Somehow she’s ended up here, at this bar inside European Street Café at Park and King Streets in the center of Riverside, drinking a local beer called a Bold City 1901 Red Ale, looking at the faces of these strangers with whom she’s seated. Somehow, over a beer, a moment of epiphany.

Between the sidewalk and the restaurant are half a dozen tables. The restaurant is colored pink and bright blue-green and yellow. Inside, the dome ceiling is high. Strangers, new to the city, new to their teaching jobs at the University of North Florida on the other side of town, sit at the bar and get used to each other’s faces, voices. To the left of the bar, you buy Kinder Eggs, cheesecake, tiramisu, or a case of Kingfisher Indian Lager. To the right of the bar, you sit down to a Reuben sandwich, a knockwurst and pastrami, a tabbouleh hummus pita. Somehow these strangers have ended up here.

In 1941, the building that would house European Street Café was the Park Street Orange State Oil Company service station. In 1941, gas stations were built in generally classifiable architectural styles. 2753 Park Street was built with strong Art Deco and Art Moderne sensibilities, sophisticated enough to one day bring to Florida minds a European street.

But the thing that everyone immediately notices about this building is that it may, in fact, blast off into space. The central tower that condenses into a tall spire standing up among the trees looks like one of those Buck Rogers 25th Century Rocket Ships from the comics and movies of the first half of the 20th century.

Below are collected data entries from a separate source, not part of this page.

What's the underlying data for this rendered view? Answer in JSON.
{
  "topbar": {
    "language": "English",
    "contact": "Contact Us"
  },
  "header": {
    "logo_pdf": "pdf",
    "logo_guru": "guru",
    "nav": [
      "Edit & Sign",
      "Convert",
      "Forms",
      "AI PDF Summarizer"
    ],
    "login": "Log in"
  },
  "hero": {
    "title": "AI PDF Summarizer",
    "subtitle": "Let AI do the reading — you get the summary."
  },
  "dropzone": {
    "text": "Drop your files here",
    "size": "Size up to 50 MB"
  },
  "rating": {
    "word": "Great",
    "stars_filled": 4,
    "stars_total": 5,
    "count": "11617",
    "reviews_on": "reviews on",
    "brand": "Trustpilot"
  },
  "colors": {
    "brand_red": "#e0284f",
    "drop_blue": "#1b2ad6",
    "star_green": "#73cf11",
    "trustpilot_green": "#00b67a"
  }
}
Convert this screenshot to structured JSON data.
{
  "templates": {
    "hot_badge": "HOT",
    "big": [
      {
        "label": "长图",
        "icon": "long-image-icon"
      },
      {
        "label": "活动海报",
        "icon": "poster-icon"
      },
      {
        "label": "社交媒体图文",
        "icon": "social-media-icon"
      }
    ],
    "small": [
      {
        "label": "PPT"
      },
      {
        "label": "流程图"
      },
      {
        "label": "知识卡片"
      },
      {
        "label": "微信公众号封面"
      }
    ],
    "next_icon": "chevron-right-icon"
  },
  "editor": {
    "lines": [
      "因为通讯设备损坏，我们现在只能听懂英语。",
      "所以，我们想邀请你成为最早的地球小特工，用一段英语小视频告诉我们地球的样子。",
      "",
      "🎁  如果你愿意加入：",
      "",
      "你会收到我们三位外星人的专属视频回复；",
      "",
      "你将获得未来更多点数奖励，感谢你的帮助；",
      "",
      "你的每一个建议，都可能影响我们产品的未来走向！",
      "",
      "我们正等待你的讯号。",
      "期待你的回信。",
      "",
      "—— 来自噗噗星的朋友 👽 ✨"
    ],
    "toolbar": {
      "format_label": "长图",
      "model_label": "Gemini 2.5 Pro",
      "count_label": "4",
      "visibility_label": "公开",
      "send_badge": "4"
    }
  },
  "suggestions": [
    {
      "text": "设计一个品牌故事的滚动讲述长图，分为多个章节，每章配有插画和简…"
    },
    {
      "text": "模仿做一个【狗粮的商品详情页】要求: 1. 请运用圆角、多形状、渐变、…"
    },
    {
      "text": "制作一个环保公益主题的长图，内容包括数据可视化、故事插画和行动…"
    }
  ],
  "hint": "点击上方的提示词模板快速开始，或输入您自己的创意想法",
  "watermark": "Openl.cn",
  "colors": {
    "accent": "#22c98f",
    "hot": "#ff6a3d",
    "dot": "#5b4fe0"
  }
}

Somehow, something epiphanic. She looks at the faces around her. She would call it panic, as in the uber-reality of a panic attack, if it weren’t such a glorious thing. She is struck. She is struck by these faces. She is reminded of the reaction she has to seeing cheetahs or panthers at a zoo, when she thinks, “My God, what a wonderful, awe-inspiring animal!” But there is something else. And she is reminded of Whitman who saw God in the faces he met on a busy street. She is struck by God and she is struck by the wonderful animal. This is what it’s like to look into the faces of human beings.